A man who drove at high speed into a crowd of student protesters, leaving a 20-year-old woman seriously injured, faces charges of attempted murder, prosecutors said.
The Higher Public Prosecutor’s Office in Belgrade said it will prosecute a male identified by the initials M.P. for aggravated attempted murder, saying it suspects that he rammed a 20-year-old student with his car in Belgrade on Thursday during a memorial for the 15 victims of the Novi Sad railway station disaster.
He will be held in detention for up to 48 hours until the next decision is made.
The University Clinical Centre of Serbia said the young victim was admitted “in a conscious state” and is “communicative and in a stable general condition”.
The incident happened near several Belgrade University student faculties. According to N1 television, students were preparing to block an intersection for 15 minutes when the car crashed into them. The young women who was hit was standing on the pavement.
A video shows the car moving at high speed, hitting the women and then carrying her on the roof without slowing down. The woman later fell off the roof and the driver escaped.
This was the most serious in a series of attacks on students and citizens who have been protesting each days and blocking roads for 15 minutes in memory of the victims of the Novi Sad station disaster on November 1.
Pro-government media and Serbian President Aleksandar Vucic have sought to play down the incidents.
On December 1, 2024, Vucic dismissed complaints about a similar event in the town of Pozarevac, where a man drove through a crowd of people and carried one person along on his car for a couple of metres.
Vucic said the driver should not be arrested as he just “went his own way”.
“How can you arrest a man who has not broken the law? That man went his own way … You stood in someone’s way and told him … ‘I will not let you pass’. And the man went past.
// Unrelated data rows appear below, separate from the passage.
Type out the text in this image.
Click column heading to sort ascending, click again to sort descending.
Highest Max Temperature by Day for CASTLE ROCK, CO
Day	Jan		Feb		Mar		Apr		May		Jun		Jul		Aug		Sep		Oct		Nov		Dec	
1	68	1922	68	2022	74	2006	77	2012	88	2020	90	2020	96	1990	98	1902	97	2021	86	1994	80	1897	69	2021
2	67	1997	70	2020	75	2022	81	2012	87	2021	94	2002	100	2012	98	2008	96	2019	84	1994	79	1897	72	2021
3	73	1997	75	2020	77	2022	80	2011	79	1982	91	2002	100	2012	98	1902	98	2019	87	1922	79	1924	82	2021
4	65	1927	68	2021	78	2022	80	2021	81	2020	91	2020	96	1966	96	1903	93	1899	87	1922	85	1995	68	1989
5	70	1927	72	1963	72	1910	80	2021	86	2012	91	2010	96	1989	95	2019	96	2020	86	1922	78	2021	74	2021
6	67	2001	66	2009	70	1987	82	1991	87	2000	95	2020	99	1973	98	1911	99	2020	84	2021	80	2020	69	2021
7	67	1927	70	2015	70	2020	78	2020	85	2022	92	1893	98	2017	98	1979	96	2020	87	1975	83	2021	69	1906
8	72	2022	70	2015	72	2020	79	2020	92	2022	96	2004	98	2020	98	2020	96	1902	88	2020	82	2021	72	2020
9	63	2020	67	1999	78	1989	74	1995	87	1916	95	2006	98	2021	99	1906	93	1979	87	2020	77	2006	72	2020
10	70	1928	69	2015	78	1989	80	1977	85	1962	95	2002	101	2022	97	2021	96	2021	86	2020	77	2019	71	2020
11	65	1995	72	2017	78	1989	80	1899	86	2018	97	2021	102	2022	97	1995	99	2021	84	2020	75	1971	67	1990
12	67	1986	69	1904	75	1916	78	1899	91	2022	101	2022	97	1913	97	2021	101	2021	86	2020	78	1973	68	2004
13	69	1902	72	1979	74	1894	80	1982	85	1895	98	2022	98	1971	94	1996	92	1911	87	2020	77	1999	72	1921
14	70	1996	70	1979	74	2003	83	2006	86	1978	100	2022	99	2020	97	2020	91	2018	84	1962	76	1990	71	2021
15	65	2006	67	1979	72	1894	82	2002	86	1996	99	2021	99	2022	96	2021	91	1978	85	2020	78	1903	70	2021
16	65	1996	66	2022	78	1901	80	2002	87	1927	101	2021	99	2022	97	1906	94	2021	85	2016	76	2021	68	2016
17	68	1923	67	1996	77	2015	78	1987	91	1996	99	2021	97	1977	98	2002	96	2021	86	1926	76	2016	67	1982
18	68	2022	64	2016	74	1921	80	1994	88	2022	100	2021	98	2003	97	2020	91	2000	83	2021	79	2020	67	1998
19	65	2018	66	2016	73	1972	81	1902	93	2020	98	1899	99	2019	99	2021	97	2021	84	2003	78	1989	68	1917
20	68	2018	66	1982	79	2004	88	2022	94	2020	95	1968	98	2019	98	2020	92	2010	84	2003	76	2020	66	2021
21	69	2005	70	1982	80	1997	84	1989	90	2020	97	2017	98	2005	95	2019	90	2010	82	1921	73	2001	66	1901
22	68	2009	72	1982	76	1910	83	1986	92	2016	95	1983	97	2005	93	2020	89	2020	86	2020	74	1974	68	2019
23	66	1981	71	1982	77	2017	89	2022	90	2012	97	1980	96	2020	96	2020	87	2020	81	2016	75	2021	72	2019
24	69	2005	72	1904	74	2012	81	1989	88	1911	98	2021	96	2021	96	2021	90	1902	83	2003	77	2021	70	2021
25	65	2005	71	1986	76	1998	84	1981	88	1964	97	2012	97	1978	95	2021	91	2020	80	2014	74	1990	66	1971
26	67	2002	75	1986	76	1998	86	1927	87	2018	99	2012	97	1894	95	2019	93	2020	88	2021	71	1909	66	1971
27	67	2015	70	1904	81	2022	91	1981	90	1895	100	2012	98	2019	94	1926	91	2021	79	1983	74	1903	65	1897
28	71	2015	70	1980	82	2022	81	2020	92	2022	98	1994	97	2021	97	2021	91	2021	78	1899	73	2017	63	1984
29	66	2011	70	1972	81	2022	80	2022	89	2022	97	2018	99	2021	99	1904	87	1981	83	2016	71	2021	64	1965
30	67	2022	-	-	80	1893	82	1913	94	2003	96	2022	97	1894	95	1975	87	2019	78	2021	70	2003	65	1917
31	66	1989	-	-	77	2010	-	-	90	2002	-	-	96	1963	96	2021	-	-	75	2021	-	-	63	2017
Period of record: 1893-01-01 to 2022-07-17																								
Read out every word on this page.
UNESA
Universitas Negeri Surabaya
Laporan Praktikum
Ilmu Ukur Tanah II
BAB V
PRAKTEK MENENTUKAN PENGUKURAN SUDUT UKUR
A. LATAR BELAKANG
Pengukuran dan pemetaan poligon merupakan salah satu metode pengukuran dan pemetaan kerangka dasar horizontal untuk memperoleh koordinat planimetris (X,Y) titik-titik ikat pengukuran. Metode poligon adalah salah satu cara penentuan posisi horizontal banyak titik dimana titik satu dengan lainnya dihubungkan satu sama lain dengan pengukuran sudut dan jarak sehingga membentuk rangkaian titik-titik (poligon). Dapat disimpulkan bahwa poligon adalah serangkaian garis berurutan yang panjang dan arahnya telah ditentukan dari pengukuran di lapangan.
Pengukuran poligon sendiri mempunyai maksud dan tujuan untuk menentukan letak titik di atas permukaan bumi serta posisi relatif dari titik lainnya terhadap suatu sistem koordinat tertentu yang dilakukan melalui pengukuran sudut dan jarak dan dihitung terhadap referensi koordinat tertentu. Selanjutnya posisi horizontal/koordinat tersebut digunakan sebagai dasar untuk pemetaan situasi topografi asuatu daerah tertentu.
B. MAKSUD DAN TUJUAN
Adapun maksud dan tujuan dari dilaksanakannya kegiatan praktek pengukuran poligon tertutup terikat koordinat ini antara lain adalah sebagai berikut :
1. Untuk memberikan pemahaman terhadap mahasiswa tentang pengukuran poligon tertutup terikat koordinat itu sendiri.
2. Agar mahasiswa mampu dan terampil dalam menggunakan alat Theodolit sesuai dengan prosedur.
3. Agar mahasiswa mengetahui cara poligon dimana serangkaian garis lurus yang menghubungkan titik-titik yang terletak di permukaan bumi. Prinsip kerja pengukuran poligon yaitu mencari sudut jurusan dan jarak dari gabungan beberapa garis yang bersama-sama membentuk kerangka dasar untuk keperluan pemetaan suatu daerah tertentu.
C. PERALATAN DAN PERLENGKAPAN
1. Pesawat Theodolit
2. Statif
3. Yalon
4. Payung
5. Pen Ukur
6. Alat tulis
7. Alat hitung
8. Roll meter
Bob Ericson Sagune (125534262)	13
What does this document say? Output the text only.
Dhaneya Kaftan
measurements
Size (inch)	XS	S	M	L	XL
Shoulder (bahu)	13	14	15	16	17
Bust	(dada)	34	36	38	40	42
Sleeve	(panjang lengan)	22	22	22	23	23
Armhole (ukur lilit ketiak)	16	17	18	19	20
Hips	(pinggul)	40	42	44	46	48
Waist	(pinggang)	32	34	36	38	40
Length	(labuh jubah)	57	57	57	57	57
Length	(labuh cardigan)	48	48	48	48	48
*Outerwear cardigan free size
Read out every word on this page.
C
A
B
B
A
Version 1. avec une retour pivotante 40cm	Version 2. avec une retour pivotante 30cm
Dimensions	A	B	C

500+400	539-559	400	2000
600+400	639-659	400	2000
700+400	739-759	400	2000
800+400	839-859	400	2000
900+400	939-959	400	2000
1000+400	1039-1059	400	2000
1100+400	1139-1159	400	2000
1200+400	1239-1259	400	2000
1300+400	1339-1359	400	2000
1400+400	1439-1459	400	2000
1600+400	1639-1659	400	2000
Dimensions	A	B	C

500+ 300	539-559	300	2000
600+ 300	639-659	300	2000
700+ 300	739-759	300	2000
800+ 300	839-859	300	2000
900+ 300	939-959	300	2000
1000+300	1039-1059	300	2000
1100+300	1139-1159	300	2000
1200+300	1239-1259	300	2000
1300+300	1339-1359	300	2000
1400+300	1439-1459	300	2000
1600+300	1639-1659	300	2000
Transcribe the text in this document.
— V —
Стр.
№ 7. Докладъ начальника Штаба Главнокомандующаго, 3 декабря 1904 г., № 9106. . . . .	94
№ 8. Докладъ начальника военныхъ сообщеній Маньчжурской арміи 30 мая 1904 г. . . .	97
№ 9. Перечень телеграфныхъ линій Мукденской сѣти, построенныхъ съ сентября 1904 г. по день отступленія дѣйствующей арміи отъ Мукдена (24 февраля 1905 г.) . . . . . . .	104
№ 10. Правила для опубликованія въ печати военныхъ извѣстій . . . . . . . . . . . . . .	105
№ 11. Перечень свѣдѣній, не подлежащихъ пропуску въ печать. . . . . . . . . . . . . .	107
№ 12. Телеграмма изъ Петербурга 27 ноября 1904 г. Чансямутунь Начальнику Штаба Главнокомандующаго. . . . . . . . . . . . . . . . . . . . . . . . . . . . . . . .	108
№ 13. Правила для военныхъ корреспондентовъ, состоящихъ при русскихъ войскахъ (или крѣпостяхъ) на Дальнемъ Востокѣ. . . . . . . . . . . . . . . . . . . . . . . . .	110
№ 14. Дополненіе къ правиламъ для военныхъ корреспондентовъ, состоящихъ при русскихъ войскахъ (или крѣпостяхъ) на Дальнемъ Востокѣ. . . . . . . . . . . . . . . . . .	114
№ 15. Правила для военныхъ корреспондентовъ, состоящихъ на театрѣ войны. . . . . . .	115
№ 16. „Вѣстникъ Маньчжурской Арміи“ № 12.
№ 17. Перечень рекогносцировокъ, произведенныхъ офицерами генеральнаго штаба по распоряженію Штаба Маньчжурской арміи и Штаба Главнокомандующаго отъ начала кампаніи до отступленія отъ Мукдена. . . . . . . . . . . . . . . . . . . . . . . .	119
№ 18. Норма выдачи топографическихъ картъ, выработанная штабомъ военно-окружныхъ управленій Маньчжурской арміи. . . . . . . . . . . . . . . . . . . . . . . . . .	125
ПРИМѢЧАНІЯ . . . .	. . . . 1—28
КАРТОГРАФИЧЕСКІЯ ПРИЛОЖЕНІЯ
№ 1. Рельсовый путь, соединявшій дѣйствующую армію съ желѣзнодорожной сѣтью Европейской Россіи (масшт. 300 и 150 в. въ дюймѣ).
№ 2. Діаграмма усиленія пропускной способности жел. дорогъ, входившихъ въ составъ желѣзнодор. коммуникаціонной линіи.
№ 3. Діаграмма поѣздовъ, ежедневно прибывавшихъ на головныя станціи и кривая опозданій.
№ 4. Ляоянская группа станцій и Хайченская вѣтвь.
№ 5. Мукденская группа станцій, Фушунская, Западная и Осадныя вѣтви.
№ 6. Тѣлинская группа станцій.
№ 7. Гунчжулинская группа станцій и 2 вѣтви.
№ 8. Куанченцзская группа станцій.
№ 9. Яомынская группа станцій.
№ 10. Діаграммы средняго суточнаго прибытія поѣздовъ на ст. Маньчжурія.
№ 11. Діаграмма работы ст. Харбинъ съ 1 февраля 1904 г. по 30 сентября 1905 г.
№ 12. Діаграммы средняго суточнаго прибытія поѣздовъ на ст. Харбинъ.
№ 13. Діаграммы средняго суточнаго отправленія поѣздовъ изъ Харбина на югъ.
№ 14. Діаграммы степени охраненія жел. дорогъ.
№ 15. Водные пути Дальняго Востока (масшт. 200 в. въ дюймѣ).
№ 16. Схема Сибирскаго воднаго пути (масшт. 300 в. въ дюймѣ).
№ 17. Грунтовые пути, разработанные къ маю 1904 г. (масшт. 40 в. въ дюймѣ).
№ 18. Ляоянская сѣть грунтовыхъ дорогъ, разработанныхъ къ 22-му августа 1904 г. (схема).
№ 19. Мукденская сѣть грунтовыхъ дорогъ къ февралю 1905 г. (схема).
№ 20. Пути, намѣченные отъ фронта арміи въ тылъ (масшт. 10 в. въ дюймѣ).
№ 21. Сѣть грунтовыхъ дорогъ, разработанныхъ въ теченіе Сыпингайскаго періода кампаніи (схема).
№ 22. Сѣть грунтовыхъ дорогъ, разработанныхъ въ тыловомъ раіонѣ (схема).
And you jump on his car and you say: ‘Arrest the one who was driving the car’. Are you out of your mind?” Vucic said.
In some cases, perpetrators were arrested but no information has been made public about whether they were held in custody afterwards.
Commemorative silent protests lasting 15 minutes have been held in Belgrade, Novi Sad and other towns across the country ever since the external canopy at Novi Sad railway station collapsed on November 1, leaving 15 people dead.
At one protest in front of the Belgrade Faculty of Dramatic Arts, FDU, on November 22, students and professors were physically attacked while staging a memorial blockade. This triggered more blockades that later expanded to an almost total blockade of all university premises in Serbia.